Se il mondo di Paolo VI faceva i conti con un’attività produttiva essenzialmente realizzata all’interno dei confini nazionali degli Stati, se gli investimenti finanziari erano piuttosto limitati all’estero, oggi siamo di fronte ad uno stravolgimento totale, tale da rendere quasi incredibile il fatto che i sistemi economici precedenti erano diversi dagli attuali. In questa situazione la Populorum progressio assegnava ai poteri pubblici un compito esclusivo e centrale.

Quanto oggi i poteri degli Stati sono frenati e limitati dalla nuova realtà economica internazionale? Ratzinger si sofferma su questo aspetto ritenendolo il fulcro su cui costruire il mondo del domani. Egli indica in una rinnovata valutazione, ruolo e funzione del potere pubblico, la strada da intraprendere per far fronte alle sfide del mondo moderno. Così si esprime. «Con un meglio calibrato ruolo dei pubblici poteri, è prevedibile che si rafforzino quelle nuove forme di partecipazione alla politica nazionale e internazionale che si realizzano attraverso l’azione delle Organizzazioni operanti nella società civile; in tale direzione è auspicabile che crescano un’attenzione e una partecipazione più sentite alla res publica da parte dei cittadini». Indicazione talmente lineare da risultare quasi poco attendibile.

Eppure su questo terreno, forse l’unico, dovranno scommettere le società del nuovo millennio. Sono molteplici i paralleli che emergono tra le due Encicliche. La prima attenzione che Benedetto XVI esprime è diretta ai sistemi di protezione e previdenza, realtà sociali che oggi faticano a costruire il vero obiettivo di fondo: la giustizia sociale. Gli Stati, anche e soprattutto a causa della delocalizzazione della produzione, sono sottoposti a forte competizione reciproca, «allo scopo di attirare centri produttivi di imprese straniere, mediante vari strumenti, tra cui un fisco favorevole e la deregolamentazione del mondo del lavoro» (n. 25).
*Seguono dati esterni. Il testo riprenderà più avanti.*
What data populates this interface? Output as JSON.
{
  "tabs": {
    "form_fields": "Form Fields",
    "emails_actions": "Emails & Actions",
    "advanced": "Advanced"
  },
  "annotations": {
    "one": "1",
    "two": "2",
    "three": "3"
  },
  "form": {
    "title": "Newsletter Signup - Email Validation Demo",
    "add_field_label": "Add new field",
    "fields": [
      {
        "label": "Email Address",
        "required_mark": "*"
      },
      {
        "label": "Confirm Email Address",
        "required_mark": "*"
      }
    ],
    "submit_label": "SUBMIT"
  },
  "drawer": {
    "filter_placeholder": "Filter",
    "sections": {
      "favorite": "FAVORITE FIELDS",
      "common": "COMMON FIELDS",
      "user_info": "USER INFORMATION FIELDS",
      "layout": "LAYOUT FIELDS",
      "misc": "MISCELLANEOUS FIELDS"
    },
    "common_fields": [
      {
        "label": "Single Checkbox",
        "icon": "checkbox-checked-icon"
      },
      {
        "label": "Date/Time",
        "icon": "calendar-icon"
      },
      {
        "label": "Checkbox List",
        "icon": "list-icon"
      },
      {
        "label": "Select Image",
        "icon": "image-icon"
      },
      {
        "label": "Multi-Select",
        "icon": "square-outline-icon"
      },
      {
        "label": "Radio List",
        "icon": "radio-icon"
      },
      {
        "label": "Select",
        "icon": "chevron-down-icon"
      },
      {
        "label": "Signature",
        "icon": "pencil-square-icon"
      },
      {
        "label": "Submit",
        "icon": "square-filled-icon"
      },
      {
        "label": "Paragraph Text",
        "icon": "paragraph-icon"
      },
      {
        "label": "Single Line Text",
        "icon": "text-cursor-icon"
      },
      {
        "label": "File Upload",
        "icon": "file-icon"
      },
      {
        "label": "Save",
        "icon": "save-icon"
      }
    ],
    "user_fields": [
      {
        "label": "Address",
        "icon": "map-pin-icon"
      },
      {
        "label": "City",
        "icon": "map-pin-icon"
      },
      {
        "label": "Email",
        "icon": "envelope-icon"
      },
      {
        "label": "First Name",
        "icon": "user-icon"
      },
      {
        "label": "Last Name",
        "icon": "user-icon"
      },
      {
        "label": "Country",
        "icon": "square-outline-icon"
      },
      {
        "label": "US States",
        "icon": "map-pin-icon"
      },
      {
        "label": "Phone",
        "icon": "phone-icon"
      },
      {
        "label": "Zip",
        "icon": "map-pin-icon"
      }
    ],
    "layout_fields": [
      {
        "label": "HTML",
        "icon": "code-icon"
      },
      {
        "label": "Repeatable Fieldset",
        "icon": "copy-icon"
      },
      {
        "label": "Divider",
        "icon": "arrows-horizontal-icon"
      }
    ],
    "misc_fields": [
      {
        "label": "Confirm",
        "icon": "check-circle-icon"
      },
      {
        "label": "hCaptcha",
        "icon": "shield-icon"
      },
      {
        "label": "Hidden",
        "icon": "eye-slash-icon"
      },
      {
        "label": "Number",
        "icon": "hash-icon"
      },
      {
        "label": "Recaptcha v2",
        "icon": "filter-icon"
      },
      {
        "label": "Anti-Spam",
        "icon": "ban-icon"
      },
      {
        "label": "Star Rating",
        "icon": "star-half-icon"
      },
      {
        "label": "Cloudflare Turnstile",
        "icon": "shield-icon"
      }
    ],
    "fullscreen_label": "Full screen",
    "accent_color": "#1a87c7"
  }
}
Alla questione giustizia si aggiunge la sua specificazione, la questione sicurezza: «Questi processi hanno comportato la riduzione delle reti di sicurezza sociale in cambio della ricerca di maggiori vantaggi competitivi nel mercato globale, con grave pericolo per i diritti dei lavoratori, per i diritti fondamentali dell’uomo e per la solidarietà attuata nelle tradizionali forme dello Stato sociale».

In questa spirale si stanno aggrovigliando sia i paesi poveri che quelli ricchi, nonché e soprattutto quelli emergenti, tutti alla ricerca del profitto ad ogni costo, ma a quale prezzo? Semplice: lasciare i cittadini impotenti di fronte a rischi vecchi e nuovi. In tutto questo le organizzazioni sindacali, da forti componenti sociali tese a incidere in modo determinante sulle scelte politiche e economiche, sono state ridotte spesso a mere spettatrici, avendo gli Stati limitato sensibilmente le loro libertà e capacità negoziali. Anche la mobilità lavorativa trova spazio nella riflessione di Papa Benedetto XVI.

Per quanto sia stato un fenomeno importante in anni passati, sia per stimolare nuova ricchezza che per favorire il confronto tra culture, oggi «quando l’incertezza circa le condizioni di lavoro, in conseguenza dei processi di mobilità e di deregolamentazione, diviene endemica, si creano forme di instabilità psicologica, di difficoltà a costruire propri percorsi coerenti nell’esistenza, compreso anche quello verso il matrimonio. Conseguenza di ciò è il formarsi di situazioni di degrado umano, oltre che di spreco sociale».

Ecco quindi l’appello incontestabile del Papa: «Desidererei ricordare a tutti, soprattutto ai governanti impegnati a dare un profilo rinnovato agli assetti economici e sociali del mondo, che il primo capitale da salvaguardare e valorizzare è l’uomo, la persona, nella sua integrità: “L’uomo infatti è l’autore, il centro e il fine di tutta la vita economico-sociale”».